Wednesday, May 18, 2011

World Bank sees end to dollar’s hegemony

By James Politi in Washington Financial Times

Published: May 17 2011 18:41 | Last updated: May 17 2011 18:41

The World Bank expects the US dollar to lose its solitary dominance in the global economy by 2025, as the euro and the renminbi establish themselves on an equal footing in a new “multi-currency” monetary system.

The shift will be driven by the increasing power and strength of emerging market economies, with six countries – Brazil, China, India, Indonesia, Russia and South Korea – accounting for more than half of global growth in 14 years.

According to the World Bank report – released on Tuesday – emerging economies will grow at a rate of 4.7 per cent between now and 2025, a much faster pace than advanced economies which are expected to grow by 2.3 per cent over the same time-frame.
“The balance of global growth and investment will shift to developing or emerging economies,” said Mansoor Dailami, the lead author of the report.

The implications are wide-ranging.

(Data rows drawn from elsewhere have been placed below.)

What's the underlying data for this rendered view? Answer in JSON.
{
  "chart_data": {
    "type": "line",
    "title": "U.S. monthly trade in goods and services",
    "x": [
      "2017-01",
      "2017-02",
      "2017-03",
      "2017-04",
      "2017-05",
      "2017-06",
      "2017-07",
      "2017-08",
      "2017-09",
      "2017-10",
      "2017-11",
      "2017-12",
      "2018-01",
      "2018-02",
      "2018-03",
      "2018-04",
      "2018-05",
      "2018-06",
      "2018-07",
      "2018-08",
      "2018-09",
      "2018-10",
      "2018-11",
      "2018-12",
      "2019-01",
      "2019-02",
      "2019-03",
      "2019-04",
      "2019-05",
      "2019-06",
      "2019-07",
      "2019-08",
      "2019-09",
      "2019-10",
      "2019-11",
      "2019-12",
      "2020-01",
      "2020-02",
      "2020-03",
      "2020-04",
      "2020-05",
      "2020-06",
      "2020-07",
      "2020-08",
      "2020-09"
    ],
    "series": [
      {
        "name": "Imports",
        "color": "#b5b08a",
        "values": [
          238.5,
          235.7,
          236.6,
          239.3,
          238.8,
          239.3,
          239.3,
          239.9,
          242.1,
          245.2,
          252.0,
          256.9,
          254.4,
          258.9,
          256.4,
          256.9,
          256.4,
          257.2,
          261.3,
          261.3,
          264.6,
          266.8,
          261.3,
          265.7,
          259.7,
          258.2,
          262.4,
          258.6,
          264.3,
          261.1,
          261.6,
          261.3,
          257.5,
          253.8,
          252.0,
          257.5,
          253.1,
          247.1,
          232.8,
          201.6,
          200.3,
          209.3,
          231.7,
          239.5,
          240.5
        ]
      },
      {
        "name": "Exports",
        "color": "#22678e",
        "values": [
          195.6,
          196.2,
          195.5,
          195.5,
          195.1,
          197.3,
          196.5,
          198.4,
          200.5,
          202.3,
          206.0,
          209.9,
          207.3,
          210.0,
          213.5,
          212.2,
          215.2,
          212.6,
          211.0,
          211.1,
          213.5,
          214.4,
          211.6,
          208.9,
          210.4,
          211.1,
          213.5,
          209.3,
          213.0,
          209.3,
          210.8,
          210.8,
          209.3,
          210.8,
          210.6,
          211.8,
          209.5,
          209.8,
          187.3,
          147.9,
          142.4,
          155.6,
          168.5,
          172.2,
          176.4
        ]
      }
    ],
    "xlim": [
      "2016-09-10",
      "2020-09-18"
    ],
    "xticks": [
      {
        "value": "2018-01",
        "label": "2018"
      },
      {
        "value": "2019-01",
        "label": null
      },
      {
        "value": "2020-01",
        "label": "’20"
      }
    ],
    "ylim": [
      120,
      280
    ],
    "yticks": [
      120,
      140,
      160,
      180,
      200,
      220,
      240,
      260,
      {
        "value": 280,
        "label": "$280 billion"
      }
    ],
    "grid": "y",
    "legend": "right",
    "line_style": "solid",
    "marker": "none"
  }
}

For instance, Mr Dailami said this power shift would lead to big boosts in investment flows to the countries driving global growth, with a significant increase in cross-border mergers and acquisitions activity, and a changing corporate landscape in which “you’re not going to see the dominance of established multinationals”.

In addition, a different international monetary system will gradually evolve, wiping out the US dollar’s position as the world’s main reserve currency.

“The current predominance of the US dollar would end sometime before 2025 and would be replaced by a monetary system in which the dollar, the euro and the renminbi would each serve as full-fledge international currencies,” the report said, highlighting what it considered the “most likely” of three scenarios for the currency markets in 15 years.

The report identified the euro as the most “credible” rival to the US dollar, with one caveat. “Its status is poised to expand, provided the euro can successfully overcome the sovereign debt crises currently faced by several of its member countries and can avoid the moral hazard problems associated with bail-outs of countries within the European Union,” the report said.

On China, the report noted that authorities there had already started “internationalising” the renminbi by developing an offshore market in the currency and encouraging the use of the renminbi in settling and invoicing international trade transactions.

“A larger role for the renminbi would help resolve the disparity between China’s great economic strength on the global stage and its heavy reliance on foreign currencies,” the report said.
The scenario presented by the World Bank means that financial institutions will have to “adapt fast to keep up,” said Justin Yifu Lin, the group’s chief economist.